Nos demais resultados, não houve um mínimo de quatro votos absolutórios até o momento para abrir caminho a embargos infringentes que, em tese, podem provocar um novo julgamento pelo próprio STF.

A discussão entre os ministros é sobre se a condenação por corrupção passiva já engloba o ato de esconder o dinheiro, perfazendo um crime só, ou se a tentativa de ocultar a propina caracteriza uma lavagem de dinheiro.

Alguns casos foram fáceis de definir, quando o réu enviou alguém em seu lugar para receber o montante ou se utilizou mecanismos financeiros para escamotear esse dinheiro, como nos casos do uso das corretoras Bonus Banval ou Garanhuns, em que houve concordância sobre a caracterização de lavagem de dinheiro. Mas houve questionamentos também sobre se determinado réu tinha noção de que a origem daquele dinheiro era ilegal, fato básico para haver a intenção de lavar o dinheiro.

Embora pareça improvável que qualquer um dos envolvidos num esquema dessa dimensão não soubesse que estava envolvido em uma tramoia, houve ministros que, em dúvida, votaram a favor da absolvição do réu.
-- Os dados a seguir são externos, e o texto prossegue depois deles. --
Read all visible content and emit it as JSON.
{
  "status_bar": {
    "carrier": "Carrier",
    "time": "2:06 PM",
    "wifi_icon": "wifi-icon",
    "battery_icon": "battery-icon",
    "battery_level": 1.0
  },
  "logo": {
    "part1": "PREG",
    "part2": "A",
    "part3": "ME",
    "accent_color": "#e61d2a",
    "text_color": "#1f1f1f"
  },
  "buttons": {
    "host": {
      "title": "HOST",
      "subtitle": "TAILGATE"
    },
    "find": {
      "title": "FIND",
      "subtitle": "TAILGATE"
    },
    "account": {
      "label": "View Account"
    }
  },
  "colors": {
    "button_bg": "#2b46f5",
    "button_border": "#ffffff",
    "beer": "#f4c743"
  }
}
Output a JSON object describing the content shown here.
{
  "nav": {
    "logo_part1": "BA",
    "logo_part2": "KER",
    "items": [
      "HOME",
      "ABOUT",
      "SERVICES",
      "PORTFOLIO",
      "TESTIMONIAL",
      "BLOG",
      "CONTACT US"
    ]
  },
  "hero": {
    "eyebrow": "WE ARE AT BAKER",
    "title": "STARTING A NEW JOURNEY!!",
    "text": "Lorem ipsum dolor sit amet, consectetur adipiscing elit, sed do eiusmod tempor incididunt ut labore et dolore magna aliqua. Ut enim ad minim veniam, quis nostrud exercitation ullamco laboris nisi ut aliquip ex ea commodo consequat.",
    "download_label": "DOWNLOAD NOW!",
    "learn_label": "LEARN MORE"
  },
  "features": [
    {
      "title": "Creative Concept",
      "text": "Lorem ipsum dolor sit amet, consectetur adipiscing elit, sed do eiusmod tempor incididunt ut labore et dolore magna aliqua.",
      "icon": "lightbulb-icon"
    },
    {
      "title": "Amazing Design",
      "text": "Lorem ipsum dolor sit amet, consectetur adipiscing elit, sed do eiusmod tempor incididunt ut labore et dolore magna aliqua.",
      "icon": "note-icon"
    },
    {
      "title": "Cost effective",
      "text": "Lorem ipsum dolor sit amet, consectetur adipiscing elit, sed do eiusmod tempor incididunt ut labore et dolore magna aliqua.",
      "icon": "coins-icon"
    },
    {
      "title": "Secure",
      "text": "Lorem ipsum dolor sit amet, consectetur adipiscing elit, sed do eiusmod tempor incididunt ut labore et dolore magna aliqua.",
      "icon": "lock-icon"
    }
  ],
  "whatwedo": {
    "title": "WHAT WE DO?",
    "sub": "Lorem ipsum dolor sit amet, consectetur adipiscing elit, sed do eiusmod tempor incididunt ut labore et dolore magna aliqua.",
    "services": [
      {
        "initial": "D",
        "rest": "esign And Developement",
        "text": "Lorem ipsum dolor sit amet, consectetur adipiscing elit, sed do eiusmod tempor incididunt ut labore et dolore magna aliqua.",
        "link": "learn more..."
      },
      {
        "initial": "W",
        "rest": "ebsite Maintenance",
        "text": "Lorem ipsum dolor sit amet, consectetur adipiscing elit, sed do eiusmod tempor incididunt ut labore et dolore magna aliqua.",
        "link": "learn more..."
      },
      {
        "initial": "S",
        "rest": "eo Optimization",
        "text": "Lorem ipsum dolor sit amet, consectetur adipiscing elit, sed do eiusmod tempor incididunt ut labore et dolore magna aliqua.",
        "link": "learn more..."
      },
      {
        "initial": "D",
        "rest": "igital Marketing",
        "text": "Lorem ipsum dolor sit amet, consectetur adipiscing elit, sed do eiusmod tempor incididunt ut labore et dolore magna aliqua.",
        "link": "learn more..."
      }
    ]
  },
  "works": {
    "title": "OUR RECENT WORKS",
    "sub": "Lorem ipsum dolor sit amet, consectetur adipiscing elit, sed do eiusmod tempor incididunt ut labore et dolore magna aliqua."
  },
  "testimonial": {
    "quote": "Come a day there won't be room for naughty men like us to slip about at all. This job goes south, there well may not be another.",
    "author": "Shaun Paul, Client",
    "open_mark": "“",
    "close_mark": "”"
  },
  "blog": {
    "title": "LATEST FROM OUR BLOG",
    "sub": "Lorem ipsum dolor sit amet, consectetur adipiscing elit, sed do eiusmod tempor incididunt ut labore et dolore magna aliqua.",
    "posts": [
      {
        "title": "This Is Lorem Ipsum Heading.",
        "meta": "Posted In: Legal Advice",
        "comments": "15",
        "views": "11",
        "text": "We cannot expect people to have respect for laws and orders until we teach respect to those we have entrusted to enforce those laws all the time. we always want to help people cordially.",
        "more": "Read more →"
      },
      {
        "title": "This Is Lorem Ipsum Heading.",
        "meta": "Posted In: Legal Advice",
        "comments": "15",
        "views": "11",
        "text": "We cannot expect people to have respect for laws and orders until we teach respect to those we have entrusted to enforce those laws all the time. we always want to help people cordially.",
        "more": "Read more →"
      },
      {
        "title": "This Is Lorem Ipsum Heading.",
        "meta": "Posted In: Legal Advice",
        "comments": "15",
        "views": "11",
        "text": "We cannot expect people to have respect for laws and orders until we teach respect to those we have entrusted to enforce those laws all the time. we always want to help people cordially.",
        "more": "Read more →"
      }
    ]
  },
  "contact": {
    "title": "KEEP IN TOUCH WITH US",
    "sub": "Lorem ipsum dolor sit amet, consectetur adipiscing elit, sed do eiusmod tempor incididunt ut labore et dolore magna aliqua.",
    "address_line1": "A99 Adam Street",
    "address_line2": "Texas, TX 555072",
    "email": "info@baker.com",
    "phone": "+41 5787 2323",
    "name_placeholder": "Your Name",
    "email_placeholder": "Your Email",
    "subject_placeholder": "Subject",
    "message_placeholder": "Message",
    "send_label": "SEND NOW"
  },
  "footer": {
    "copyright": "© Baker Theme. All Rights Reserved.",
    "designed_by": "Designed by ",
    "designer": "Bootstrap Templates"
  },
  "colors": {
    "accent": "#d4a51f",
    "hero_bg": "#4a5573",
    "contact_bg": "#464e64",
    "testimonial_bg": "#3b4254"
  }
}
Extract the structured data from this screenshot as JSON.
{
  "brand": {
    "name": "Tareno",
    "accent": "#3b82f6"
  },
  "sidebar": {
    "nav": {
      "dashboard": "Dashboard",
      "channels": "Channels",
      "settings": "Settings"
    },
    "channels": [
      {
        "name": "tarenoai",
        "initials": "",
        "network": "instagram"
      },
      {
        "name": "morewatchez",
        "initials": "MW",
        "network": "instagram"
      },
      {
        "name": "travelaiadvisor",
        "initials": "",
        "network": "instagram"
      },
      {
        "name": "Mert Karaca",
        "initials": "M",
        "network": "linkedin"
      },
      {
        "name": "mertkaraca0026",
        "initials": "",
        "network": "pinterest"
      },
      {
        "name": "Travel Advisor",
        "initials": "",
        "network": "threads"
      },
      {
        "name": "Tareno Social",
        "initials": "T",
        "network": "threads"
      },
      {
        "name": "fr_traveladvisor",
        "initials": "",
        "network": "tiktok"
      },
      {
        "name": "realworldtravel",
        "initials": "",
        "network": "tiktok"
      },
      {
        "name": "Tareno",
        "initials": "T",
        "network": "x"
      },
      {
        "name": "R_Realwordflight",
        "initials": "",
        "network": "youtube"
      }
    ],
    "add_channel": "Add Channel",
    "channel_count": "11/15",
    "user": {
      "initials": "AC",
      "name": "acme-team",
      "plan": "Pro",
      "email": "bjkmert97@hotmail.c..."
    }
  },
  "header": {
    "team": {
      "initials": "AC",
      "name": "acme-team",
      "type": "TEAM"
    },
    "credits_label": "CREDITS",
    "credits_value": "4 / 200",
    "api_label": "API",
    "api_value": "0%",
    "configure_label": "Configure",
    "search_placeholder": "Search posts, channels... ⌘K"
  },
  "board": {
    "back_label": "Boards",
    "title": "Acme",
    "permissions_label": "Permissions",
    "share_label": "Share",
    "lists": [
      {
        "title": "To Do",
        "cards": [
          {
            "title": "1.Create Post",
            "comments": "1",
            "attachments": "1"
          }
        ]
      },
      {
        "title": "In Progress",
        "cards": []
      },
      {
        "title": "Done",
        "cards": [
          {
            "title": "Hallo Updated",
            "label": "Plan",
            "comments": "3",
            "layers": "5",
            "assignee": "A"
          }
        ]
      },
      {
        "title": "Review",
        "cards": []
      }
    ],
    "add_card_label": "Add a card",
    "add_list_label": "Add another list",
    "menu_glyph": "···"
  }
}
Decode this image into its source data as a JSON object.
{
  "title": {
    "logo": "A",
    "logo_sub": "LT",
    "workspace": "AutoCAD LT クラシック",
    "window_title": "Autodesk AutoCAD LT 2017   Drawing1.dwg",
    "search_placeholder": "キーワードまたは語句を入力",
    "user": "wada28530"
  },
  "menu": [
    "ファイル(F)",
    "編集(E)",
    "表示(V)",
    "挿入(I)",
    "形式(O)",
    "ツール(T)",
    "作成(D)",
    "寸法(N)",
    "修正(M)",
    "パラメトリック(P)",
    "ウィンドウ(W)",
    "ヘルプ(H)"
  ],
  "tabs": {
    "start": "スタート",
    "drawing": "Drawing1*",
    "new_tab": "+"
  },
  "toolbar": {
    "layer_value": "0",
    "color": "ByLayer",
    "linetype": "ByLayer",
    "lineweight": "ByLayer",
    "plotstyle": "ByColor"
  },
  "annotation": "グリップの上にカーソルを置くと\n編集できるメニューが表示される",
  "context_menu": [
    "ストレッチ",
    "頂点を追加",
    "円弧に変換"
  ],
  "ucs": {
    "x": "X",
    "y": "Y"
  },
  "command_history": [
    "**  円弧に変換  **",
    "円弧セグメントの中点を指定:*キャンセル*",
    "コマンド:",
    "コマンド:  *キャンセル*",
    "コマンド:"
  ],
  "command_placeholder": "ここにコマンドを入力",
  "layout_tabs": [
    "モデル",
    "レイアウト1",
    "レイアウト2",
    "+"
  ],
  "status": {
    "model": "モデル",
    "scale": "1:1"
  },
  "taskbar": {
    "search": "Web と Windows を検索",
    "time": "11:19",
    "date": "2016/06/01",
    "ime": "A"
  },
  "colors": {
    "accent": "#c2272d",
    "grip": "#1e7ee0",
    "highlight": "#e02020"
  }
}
Mesmo que atitudes como essas irritem o relator Joaquim Barbosa, são elas que definem a independência do Supremo. Mesmo as discussões mais evitáveis estão servindo para demonstrar que ali naquele colegiado cada cabeça é uma sentença, e todos têm a liberdade de discordar. Essas divergências de entendimento sobre a caracterização de crimes fazem com que os resultados de 10 a 0 ou 8 a 2 na condenação dos réus, como tem acontecido com frequência durante este julgamento, sejam fruto de um consenso nascido da jurisprudência da Corte, o que faz com que as críticas eventuais percam a força diante de maioria tão acachapante.

Esses placares tão definitivos servem também para evitar embargos infringentes, que poderiam retardar a execução das eventuais penas aos réus.